И у нас разгорелся оживленный спор о стремлениях и действительности. Благоразумно ли, спросила я, пытаться превзойти себя? Не обречено ли это на провал? Нет, нет, ответили одни, честолюбие – залог успеха. Нет, нет, закричали другие, за этим – горечь поражения. А надежда? А отчаяние? Надо быть практичным. Надо мечтать. Ты понимаешь, конечно, что все это они говорили своими словами, как бы открывая самих себя. Для юности и в штампованных фразах таится новизна. Лети, наш корабль, к звездам! Сапожник, делай свое дело! Когда раздался звонок, дети сердито заворчали, и это было мне величайшей наградой. Столпившись в дверях, они расчирикались, как воробьи. И кто вдруг предстал перед нами? Адмирал Осел.

– Что за шум?

– Так звучит мысль, мистер Макхаби, – ответила я.

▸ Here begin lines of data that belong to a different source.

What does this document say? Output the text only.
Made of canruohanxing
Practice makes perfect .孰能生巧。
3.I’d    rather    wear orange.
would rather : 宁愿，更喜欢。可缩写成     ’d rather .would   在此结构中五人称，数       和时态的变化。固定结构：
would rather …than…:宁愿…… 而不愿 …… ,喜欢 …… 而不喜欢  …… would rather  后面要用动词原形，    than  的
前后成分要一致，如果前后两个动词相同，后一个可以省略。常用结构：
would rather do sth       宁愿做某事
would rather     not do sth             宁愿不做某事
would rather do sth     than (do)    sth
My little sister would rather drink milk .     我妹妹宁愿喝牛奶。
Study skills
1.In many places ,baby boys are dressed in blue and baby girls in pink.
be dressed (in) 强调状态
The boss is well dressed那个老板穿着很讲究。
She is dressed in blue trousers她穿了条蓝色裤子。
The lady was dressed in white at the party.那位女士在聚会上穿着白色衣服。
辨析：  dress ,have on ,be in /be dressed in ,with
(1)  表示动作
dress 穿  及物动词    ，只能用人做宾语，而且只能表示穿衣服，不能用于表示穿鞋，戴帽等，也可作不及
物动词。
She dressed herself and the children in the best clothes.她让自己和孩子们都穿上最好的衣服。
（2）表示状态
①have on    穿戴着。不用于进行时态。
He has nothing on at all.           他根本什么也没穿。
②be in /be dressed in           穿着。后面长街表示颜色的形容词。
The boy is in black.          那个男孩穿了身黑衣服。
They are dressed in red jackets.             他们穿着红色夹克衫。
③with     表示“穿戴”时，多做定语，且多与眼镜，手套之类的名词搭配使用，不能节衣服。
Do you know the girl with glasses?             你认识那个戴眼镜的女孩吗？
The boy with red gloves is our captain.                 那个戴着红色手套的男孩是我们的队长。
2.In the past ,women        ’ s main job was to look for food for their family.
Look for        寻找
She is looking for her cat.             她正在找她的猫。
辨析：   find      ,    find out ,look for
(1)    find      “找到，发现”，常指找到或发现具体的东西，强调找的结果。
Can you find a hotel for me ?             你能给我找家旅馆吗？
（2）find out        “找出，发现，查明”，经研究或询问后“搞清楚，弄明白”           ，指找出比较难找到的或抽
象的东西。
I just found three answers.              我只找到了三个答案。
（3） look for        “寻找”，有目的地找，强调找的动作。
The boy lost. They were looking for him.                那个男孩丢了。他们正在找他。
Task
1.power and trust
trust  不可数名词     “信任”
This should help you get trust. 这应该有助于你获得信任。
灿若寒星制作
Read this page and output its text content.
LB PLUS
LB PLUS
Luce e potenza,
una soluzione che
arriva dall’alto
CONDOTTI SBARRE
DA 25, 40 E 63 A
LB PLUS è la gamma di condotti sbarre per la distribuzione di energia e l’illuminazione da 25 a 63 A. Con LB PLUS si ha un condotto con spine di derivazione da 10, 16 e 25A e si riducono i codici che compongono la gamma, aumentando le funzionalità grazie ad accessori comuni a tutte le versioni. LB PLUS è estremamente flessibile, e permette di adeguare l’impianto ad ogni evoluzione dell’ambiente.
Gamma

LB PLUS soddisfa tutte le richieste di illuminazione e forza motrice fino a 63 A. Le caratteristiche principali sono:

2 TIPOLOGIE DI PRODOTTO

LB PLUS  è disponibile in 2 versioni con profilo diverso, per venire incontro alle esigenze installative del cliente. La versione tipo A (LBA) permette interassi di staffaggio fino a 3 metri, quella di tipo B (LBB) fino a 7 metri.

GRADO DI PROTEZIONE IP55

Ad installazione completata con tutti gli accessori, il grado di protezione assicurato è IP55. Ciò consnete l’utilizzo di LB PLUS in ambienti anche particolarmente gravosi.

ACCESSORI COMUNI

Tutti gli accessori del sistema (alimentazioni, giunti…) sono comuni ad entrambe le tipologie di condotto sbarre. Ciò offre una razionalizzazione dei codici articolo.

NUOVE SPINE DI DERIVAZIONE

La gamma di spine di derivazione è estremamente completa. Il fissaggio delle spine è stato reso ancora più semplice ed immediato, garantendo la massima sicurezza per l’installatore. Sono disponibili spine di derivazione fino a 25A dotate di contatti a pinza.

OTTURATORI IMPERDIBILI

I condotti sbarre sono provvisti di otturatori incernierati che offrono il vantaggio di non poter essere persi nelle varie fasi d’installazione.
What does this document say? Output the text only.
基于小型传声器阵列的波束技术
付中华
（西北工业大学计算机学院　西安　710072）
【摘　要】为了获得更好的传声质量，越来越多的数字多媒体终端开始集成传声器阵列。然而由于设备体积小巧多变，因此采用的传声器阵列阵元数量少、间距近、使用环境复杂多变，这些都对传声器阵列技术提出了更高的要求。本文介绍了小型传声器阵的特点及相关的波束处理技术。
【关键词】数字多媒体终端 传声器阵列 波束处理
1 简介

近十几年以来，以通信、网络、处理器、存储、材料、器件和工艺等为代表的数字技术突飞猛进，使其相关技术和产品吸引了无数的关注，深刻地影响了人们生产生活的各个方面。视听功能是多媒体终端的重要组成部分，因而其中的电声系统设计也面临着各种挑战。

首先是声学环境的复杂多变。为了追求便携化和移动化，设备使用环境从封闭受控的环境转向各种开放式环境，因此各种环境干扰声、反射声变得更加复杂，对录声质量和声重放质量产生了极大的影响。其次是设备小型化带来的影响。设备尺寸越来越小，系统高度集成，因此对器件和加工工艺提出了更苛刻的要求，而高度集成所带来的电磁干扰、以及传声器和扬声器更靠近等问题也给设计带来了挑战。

Потом в своем ящике для писем я нашла его записку, копии которой он направил директору (и, кто знает, может быть, даже в Совет по образованию). Вот она, почитай:

«Я обратил внимание, что класс, входящий в вашу комнату, задерживается из-за того, что ученики, выходящие из вашей комнаты, выходят дезорганизованно, без надобности толпясь в дверях и разговаривая. Учитель, чей класс выходит из комнаты, несет ответственность за упорядоченное движение в коридоре».

Оказывается, как это ни странно, разговоры категорически противопоказаны учебному заведению. Конечно, есть и другие грехи, и мне кажется, я совершила их великое множество. Вчера я поставила пластинку: Гилгуд читает Шекспира. Проигрыватель принесла свой (все равно не добьешься формы-требования «на технические средства обучения» – так здесь называют проигрыватели). В классе создалось особое настроение, ребята сидели тихо, слушали, как вдруг входит Адмирал Осел «при всех регалиях», дрожа от гнева. Щелкнув пальцами, он приказывает мне выключить проигрыватель, ждет, пока остановится диск, и произносит:

– Скоро дадут три звонка – начнется учебная тревога. Проигрывание пластинок не создает условий для организованной эвакуации класса.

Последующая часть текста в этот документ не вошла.